Treg expression of CIS suppresses allergic airway inflammation through antagonizing an autonomous TH2 program.

Abstract

Maintenance of regulatory T (Treg) cells is crucial for the regulatory function of Treg cells in immune homeostasis and self-tolerance; however, the detailed underlying mechanisms remain elusive. In the current study, we found that the cytokine suppressor CIS is required for maintenance of Treg cell identity. Mice with Treg specific Cis-deficiency displayed aggravated experimental allergic asthma and in adulthood, developed splenomegaly, lymphadenopathy and spontaneous eosinophilic airway inflammation, accompanied by accumulation of effector memory helper T (TH) cells.

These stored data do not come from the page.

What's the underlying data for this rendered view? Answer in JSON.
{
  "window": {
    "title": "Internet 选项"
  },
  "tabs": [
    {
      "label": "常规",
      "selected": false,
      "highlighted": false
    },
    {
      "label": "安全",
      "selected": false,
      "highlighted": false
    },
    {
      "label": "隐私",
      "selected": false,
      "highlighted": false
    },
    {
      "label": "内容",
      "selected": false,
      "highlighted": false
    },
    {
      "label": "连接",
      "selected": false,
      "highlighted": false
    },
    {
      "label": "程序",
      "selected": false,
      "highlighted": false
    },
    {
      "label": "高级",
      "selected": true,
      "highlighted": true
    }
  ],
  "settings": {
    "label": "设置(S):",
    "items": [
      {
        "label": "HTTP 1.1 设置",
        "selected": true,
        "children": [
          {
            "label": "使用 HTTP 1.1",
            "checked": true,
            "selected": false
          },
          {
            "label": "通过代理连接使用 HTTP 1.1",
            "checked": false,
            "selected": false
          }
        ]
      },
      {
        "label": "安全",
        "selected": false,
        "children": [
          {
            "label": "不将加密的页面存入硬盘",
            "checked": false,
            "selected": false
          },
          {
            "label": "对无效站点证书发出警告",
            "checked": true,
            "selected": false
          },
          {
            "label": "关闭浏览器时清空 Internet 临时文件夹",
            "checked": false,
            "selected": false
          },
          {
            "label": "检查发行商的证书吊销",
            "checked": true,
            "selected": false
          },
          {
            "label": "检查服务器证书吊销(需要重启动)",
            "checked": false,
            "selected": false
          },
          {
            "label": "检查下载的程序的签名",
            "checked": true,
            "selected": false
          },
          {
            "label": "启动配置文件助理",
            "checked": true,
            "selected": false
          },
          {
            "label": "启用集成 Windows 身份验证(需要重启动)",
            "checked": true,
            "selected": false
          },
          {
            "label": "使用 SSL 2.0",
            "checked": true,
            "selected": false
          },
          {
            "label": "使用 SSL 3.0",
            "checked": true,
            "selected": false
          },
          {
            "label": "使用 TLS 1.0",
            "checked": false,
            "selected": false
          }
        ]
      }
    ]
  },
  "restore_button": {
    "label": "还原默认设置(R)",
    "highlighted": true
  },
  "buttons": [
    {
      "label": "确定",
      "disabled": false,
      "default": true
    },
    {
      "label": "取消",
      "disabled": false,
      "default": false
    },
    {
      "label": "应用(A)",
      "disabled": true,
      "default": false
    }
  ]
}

Cis-deficiency led to loss of Foxp3 expression and decrease in suppressive function of Treg cells. Cis-deficient Treg cells expressed TH2 cell signature genes, Gata3, Irf4 and Il4, and excessive IL-4-STAT6 signals resulted in repressive chromatin modification in the Foxp3 locus and permissive modification in the Il4 loci. In vitro, blockade of IL-4 restored the expression of Foxp3 and the suppressive function of iTreg cells. Thus, we identified a novel feedback loop in stabilization of Treg cells and suppression of TH2 type inflammation in a Treg-intrinsic manner.